Page Rank and How to Use It
Using Page Rank and Internal Linking to Boost Your Site’s SEO
One of the factors that the search algorithm takes into account when it establishes the page’s position in the search results is its Page Rank. This is not the most important factor – it is very possible that the Page Rank for a particular site might be very high and it will still not appear in the first position in the search results, because the algorithm is composed of so many parameters – but it is worth consideration.
The more a site becomes established as an authority in a particular area, the more people will turn to the site (external inbound links). The Page Rank measurement reflects the number of incoming external links to the site and their quality. It is not at all dependent on keywords.
How is Page Rank calculated?
Page Rank is calculated according to the following formula:
PR=(1-d) + d (PR1/L1 + PR2/L2 + … + PRn/Ln)
PR is the Page Rank of the page
PRn is the Page Rank of a page that connects to the page.
Ln is the number of links that are found on that connecting page.
d is a set damping factor between 0 and 1.
The significance of the formula is: the page rank is the sum of the page ranks of all the pages that link to the page in question divided by the number of links that leave those pages.
Conclusions Based on the Formula
- There is no difference between an external and an internal link as it contributes to a page’s PR. In fact, for a website, the more pages in the website, the higher its potential PR. This assuming that the pages link to each other in a manner that facilitates channeling of all the potential PR.
- The more links that connect to a page, the higher its PR will be.
- A page does not lose its PR when it links to another page, but there does exist a phenomenon of wasting PR. If a page links to many sites, it will have less PR to spread via internal links to the pages on its own site. Additionally, its links will not be worth that much because they will be spread so thin.
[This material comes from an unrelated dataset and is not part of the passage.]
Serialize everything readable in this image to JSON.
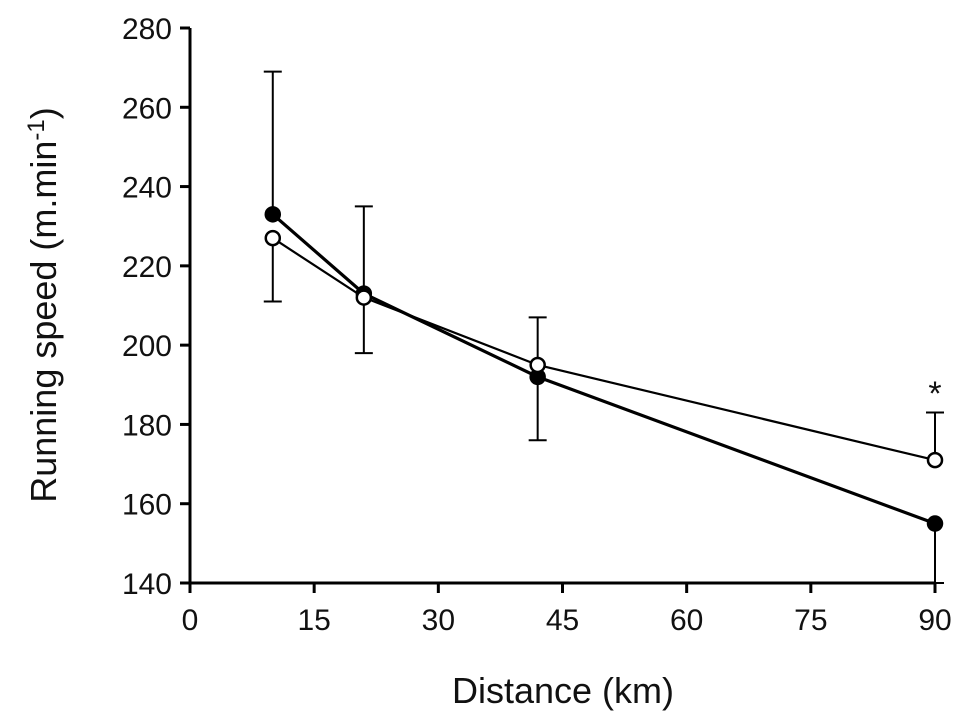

The reverse is also true, worth bearing in mind when choosing which pages to try to attain links from: if a page receives a link from a page that contains many links, its link will not have a large effect on the PR of the page.
A representation of the result of this measurement can be seen for any site in Google’s toolbar. This representation is one of ten categorizations: PR1 PR10. At PR1 (the lowest ranking), many sites are found. The higher the number, the more exclusive the list of websites that receive it. It is believed that these categorizations follow a logarithmic scale, making it much harder to go from PR7 to PR8 than from PR3 to PR4, and also exponentially increasing the value of a link from a site with a higher PR.
What happens when a number of websites link to each other?
When many sites link one to the other they cause a type of feedback system that constantly changes the ranking of all of them (after the ranking of one of the pages is established, the ranking of the second changes, and that in turn affects the ranking of the first page as shown by the formula). By means of the formula one can prove that that after a certain number of iterations, the change in the Page Rank of all the pages in the system is no longer significant.
If this topic interests you, here is a more detailed explanation of Page Rank.
Channeling PR in Internal Linking
You can take advantage of this formula in order to increase the PR of your website’s internal pages. This is important since Google often displays internal pages in its results, and not just the homepage. You achieve this by changing the internal link structure of the site. This endeavour needs some slightly complicated calculations, but the principle is that for the pages that you want to promote, you put links on all other pages of the website, whereas for pages that you want to have less power (since giving strength to some pages within a site means taking it away from others), you only have a few links within the site. Don’t try using the nofollow attribute to achieve this goal, however – Google announced in mid-2009 that nofollowed links simply eliminate from the system the PR that would have been passed through those links; the PR is not then conserved to strengthen your followed links. Google also indicated that the percentage of overall PR passed through any link on a given page can vary at their discretion, making attempts to mathematically compute your exact PR passing ability nigh impossible.
It is important to give a link from the home page to the pages that you are trying to promote, as it is almost always the strongest page on the site.
PR=0
PR=0 can occur in a number of ways:
- When the pages are new – they still have no ranking.
- On dynamic pages – when the URL stays but the content changes, this can harm the ranking.
- Automatic punishment – when Google decides to boycott the page.
- Robots tag – if the spider was told through the meta tags not to index the page (with nofollow, noindex).
- Google errors, oversights and malfunctions
Projected Page Rank
The Page Rank of a site is not updated all at once in all of Google’s information centers; it is a process that takes time. This means that it is possible at a given time for a site to have one ranking in a particular information center of Google, and a different number in another. You can use this fact to predict future changes in Page Rank and to attempt to prevent decrease in rank. A site that assists with this process is www.seochat.com. The site provides numerous tools to aid website promoters. One of its tools enables you to see a site’s ranking in ten different Google information centers. If the Page Rank is 5, for example, and in some of the information centers it suddenly appears as 4, we can predict that the Page Rank will probably go down soon.
The Sandbox
The sandbox is a phenomenon that exists in Google in which a site appears in the top results in the first few weeks after it is established; a number of months later it is moved to the last pages of the results, and after that (possibly 8 to 12 months) its ranking begins to rise. In Yahoo! this phenomenon does not occur. Instead, the ranking of the site grows with time.